The findings suggest that advisors may also be struggling to build the teams necessary to navigate industry disruptions and explore new areas of opportunity for clients, such as environmental, social and governance (ESG), the firm notes. 

“With the potential for a correction ahead and a wave of advisors on the cusp of retirement, it’s critical for advisors to identify and nurture talent to help weather potential volatility,” says Julie Genjac, Managing Director, Applied Insights at Hartford Funds. “Both specialized and intrapersonal skills will be at a premium as firms must find new ways to provide value to clients.” 

As such, developing expertise in emerging investment trends is one area advisors may want to double down on, the firm notes. For example, despite sustainable investing being a point of focus for the industry, more than half of advisors (54%) do not implement ESG products or investing strategies in their clients’ portfolios. 
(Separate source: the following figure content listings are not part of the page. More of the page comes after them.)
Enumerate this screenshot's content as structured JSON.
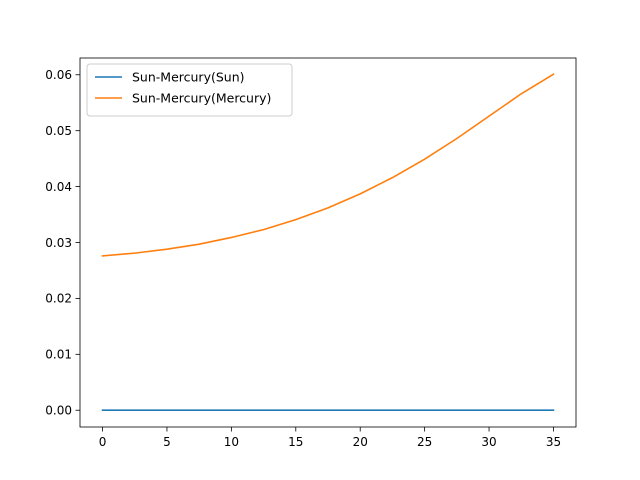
{
  "chart_data": {
    "type": "line",
    "title": "",
    "xlabel": "",
    "ylabel": "",
    "xlim": [
      -1.75,
      36.75
    ],
    "ylim": [
      -0.003,
      0.063
    ],
    "xticks": [
      0,
      5,
      10,
      15,
      20,
      25,
      30,
      35
    ],
    "xtick_labels": [
      "0",
      "5",
      "10",
      "15",
      "20",
      "25",
      "30",
      "35"
    ],
    "yticks": [
      0.0,
      0.01,
      0.02,
      0.03,
      0.04,
      0.05,
      0.06
    ],
    "ytick_labels": [
      "0.00",
      "0.01",
      "0.02",
      "0.03",
      "0.04",
      "0.05",
      "0.06"
    ],
    "grid": false,
    "legend_position": "top-left",
    "series": [
      {
        "name": "Sun-Mercury(Sun)",
        "color": "#1f77b4",
        "x": [
          0,
          5,
          10,
          15,
          20,
          25,
          30,
          35
        ],
        "y": [
          0.0,
          0.0,
          0.0,
          0.0,
          0.0,
          0.0,
          0.0,
          0.0
        ]
      },
      {
        "name": "Sun-Mercury(Mercury)",
        "color": "#ff7f0e",
        "x": [
          0,
          2.5,
          5,
          7.5,
          10,
          12.5,
          15,
          17.5,
          20,
          22.5,
          25,
          27.5,
          30,
          32.5,
          35
        ],
        "y": [
          0.0276,
          0.0281,
          0.0288,
          0.0297,
          0.0309,
          0.0323,
          0.0341,
          0.0362,
          0.0387,
          0.0416,
          0.0449,
          0.0486,
          0.0526,
          0.0566,
          0.0601
        ]
      }
    ]
  }
}
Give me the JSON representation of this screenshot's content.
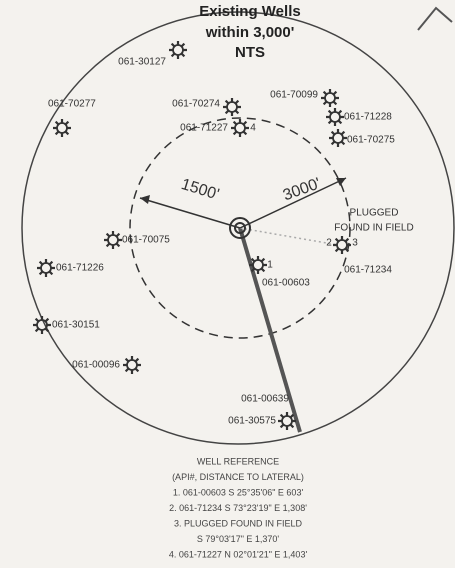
{
  "title": [
    "Existing Wells",
    "within 3,000'",
    "NTS"
  ],
  "radius_labels": [
    "1500'",
    "3000'"
  ],
  "plugged_note": [
    "PLUGGED",
    "FOUND IN FIELD"
  ],
  "wells": [
    {
      "label": "061-30127"
    },
    {
      "label": "061-70274"
    },
    {
      "label": "061-70099"
    },
    {
      "label": "061-71228"
    },
    {
      "label": "061-71227",
      "tag": "4"
    },
    {
      "label": "061-70275"
    },
    {
      "label": "061-70277"
    },
    {
      "label": "061-70075"
    },
    {
      "label": "061-71226"
    },
    {
      "label": "061-30151"
    },
    {
      "label": "061-00096"
    },
    {
      "label": "061-00603",
      "tag": "1"
    },
    {
      "label": "061-71234",
      "tag": "2",
      "tag2": "3"
    },
    {
      "label": "061-00639"
    },
    {
      "label": "061-30575"
    }
  ],
  "reference": [
    "WELL REFERENCE",
    "(API#, DISTANCE TO LATERAL)",
    "1. 061-00603 S 25°35'06\" E  603'",
    "2. 061-71234 S 73°23'19\" E 1,308'",
    "3. PLUGGED FOUND IN FIELD",
    "S 79°03'17\" E  1,370'",
    "4. 061-71227 N 02°01'21\" E  1,403'"
  ]
}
What’s more, 26% of advisors have little to no confidence that ESG investments can produce strong returns, while 19% of respondents indicate that they are unsure, signifying an opportunity for advisors to learn more about these strategies and the available options for clients, the survey notes.  

Impact of Geopolitics  

When considering their client portfolios, advisors are primarily concerned about the impact of geopolitics on the market in 2020. Slightly more than a third (34%) believe geopolitical tensions – such as the ongoing foreign trade discussions – will create the biggest investing challenges. 

This concern is followed by a potential bear market (23%) and the 2020 U.S. presidential election cycle (20%). Despite their fears of a softening market, fewer than 10% of advisors are concerned about a slowing pipeline of clients. 

“Advisors are actively anticipating – and assumedly planning for – the geopolitical events and risks that will impact their clients’ returns in 2020,” notes Genjac. “Often more challenging than safeguarding a portfolio is managing the emotional impulses of investors when volatility strikes. Now is the time for advisors to be proactive in connecting with their clients on the price of panic and building a plan to achieve their long-term financial goals,” she emphasizes.  

It's also worth noting that this survey was conducted before the outbreak of the coronavirus, which, according to various reports, appears to have dampened investor sentiment compared to the start of the year.